Oysa bu dünyada asıl olan hep hüzün ve kederdi. İnsanlık tarihi boyunca felaketlerin olmadığı bir dönem var mı? Kimi doğadan gelirken, daha fazlasını da kendimiz ürettik hep. Sonuçta ölümlü dünya, sonu kötü biten bir filmin oyuncularıyız hepimiz, hatta figüranları. Önce bu gerçeği bilmek ve kabul etmek zorundayız. Adem ve Havva malum elma suçundan ötürü kovulduklarından beri yaşadığımız yer cennet değil, cehennemden hallice. Peki bunu kabullenmemiz ve içselleştirmemiz bizi kaygısal ya da paranoyak mı yapar?

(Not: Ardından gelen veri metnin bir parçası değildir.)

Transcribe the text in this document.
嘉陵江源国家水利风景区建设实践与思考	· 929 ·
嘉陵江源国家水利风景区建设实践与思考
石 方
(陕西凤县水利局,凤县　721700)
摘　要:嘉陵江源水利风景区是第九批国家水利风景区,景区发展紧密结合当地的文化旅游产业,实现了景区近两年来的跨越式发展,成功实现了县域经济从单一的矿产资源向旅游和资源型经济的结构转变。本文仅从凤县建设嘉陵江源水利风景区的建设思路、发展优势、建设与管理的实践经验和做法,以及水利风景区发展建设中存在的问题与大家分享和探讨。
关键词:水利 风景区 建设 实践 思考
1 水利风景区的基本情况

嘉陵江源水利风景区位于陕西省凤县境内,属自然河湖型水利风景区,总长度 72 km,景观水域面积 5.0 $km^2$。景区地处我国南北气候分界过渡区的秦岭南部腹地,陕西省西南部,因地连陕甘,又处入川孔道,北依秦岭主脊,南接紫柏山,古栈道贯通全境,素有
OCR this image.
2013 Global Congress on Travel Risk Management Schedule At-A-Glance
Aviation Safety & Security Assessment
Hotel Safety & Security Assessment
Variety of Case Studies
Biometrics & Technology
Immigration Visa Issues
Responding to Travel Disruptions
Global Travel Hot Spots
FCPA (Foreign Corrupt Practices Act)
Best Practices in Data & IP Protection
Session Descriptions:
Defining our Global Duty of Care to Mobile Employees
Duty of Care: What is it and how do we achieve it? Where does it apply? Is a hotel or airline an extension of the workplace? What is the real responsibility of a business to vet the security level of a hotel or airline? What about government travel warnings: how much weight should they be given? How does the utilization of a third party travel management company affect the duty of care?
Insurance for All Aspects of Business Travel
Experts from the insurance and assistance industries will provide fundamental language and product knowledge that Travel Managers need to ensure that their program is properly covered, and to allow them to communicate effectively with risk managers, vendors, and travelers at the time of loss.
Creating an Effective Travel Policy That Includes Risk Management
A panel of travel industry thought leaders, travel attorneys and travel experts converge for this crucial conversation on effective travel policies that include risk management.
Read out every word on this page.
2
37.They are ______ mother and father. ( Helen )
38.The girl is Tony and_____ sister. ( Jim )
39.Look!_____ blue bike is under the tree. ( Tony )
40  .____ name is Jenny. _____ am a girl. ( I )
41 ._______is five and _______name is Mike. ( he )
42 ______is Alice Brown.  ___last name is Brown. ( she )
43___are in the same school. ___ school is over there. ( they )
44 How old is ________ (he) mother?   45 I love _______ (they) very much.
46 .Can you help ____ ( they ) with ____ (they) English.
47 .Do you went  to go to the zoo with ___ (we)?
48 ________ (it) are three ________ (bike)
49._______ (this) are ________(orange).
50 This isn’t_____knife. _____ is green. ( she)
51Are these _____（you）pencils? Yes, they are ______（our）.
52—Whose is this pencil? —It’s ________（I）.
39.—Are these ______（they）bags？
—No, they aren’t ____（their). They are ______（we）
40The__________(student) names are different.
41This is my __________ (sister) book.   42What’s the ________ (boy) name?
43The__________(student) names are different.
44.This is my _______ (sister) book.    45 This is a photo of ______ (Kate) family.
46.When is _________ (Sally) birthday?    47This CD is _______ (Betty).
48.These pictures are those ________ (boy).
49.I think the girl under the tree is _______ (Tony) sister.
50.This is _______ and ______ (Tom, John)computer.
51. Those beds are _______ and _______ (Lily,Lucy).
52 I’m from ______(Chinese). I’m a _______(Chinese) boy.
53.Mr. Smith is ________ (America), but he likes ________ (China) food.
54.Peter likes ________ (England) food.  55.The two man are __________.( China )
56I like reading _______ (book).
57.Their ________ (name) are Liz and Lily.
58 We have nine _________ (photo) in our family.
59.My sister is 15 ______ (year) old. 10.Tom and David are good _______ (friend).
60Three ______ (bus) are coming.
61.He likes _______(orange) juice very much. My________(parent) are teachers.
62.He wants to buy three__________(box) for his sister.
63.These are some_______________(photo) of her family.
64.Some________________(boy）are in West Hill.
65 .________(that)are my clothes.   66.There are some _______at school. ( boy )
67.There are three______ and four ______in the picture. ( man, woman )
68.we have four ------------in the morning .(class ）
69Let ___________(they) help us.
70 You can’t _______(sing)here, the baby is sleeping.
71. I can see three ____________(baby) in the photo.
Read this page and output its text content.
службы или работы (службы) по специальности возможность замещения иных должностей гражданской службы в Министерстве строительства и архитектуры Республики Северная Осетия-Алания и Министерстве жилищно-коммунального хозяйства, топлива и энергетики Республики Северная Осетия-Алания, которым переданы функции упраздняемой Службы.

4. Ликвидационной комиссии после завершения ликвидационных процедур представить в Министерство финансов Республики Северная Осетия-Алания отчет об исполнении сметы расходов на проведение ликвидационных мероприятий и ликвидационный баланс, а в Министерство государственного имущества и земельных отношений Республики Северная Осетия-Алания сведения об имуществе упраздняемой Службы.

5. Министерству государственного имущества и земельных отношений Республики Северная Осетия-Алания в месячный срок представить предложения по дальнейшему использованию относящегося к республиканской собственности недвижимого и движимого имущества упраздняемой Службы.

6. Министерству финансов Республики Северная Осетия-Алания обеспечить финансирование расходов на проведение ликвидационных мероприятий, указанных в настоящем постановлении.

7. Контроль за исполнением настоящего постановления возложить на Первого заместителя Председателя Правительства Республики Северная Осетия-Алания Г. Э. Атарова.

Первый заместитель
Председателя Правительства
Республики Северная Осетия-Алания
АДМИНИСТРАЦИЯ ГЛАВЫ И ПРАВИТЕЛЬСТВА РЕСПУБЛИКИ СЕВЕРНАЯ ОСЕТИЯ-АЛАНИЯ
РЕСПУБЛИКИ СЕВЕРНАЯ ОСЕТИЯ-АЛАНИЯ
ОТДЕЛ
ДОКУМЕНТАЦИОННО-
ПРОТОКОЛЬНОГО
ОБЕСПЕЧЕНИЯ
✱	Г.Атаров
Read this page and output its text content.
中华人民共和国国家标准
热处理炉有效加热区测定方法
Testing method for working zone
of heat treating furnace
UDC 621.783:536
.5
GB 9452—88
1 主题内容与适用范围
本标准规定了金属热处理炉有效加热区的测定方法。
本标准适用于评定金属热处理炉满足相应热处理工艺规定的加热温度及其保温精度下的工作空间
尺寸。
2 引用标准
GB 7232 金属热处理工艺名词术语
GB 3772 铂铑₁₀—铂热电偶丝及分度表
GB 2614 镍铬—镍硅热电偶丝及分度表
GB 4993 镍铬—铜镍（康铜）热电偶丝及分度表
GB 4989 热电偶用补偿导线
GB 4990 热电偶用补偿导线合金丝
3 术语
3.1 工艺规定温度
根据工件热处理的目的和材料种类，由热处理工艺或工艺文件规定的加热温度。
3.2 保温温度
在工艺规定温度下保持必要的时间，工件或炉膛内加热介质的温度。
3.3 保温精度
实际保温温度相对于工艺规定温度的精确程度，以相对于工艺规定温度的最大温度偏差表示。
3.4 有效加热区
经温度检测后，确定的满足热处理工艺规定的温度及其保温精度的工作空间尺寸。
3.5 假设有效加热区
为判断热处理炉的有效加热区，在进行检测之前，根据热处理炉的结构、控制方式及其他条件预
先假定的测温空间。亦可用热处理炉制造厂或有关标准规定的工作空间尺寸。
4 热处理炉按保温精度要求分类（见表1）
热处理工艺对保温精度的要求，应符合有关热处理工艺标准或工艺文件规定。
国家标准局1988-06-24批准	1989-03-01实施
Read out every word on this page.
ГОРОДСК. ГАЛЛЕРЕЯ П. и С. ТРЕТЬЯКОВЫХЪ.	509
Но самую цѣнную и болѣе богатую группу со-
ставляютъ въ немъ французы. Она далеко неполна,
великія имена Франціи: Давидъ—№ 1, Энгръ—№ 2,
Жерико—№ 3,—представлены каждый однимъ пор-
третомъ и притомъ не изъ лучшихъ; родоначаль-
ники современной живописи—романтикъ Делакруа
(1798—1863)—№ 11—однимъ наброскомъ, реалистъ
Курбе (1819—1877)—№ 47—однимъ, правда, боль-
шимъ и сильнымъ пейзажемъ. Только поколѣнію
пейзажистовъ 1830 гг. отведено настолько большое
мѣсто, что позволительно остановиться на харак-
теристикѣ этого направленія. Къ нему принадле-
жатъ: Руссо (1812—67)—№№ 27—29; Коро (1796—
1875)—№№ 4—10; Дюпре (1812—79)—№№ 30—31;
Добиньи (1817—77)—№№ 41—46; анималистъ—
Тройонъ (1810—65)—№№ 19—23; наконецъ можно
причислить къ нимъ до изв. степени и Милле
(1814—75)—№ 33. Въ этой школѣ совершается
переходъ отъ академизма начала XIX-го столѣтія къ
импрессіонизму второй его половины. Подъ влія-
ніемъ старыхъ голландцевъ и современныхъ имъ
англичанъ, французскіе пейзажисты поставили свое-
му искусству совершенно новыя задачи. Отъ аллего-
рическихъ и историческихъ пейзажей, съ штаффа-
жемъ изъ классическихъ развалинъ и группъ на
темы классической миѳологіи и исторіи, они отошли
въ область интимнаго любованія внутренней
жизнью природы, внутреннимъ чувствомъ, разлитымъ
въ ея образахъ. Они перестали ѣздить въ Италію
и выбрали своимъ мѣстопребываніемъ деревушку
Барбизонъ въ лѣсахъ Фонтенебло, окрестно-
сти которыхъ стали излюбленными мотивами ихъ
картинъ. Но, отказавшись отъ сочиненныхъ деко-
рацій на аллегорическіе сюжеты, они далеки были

Ben tam tersini düşünüyorum. Bu zor dünyada yakalayabildiğimiz mutlu anların değerini daha çok bilmemizi, anı gerçekten tadına vararak yaşamamızı sağlayabilir. Uygarlık dediğimiz sanal meret, özellikle de modern çağda bizi kendi küçük, pek mutlu, sentetik dünyalarımızın olabileceğine inandırdı. Mutlak mutluluk bir amaç haline geldi, her saniyemiz hedonistçe bir zevk anına hedeflendi. Ama bu gerçek değil, İskandinavya'da da yaşasan ölüm var sonunda. Bu uçsuz bucaksız evrende tesadüfen ortaya çıkmış minicik, (ve maalesef) kendi bilincine varma şanssızlığına ulaşmış yaşam formlarıyız hepi topu. Kendimizi evrenin merkezi ve efendisi gibi görmek yerine, bu basit ama sert gerçeği kabul etsek, payımıza düşen süreyi daha değerli hale getirebiliriz.


“Yaşayamamak insana özgü bir beceriksizliktir.” demişti bir yazar, hayvanların pek intiharı düşünmediğini ilave ederek. En çok kedilerim oldu. Bazılarının bebekliklerinden doğal yoldan ölümlerine dek yaşamlarına tanıklık ettim. Başlarına gelen her ne olursa olsun (hastalık, organ kaybı, kimi yeteneklerini yitirme), ellerindeki yeni kartlara göre hayat oyunlarına devam ediyorlar sadece. Hakkını yememek lazım ilkel insan daha hakiki yaşıyordu bence. Doğanın karşısında sınırını biliyordu, başına gelen ya da gelebilecek her şeyi kabul etmişti. Yakınlarını bir vahşi hayvan kaptığında, barınağını sel aldığında; anlık üzülse de, depresyona girmek yerine, yeni şartlarla kurguladığı yaşamına devam ediyordu. Eminim anlık mutlulukları da bizden daha fazla içselleştirerek yaşayabiliyordu.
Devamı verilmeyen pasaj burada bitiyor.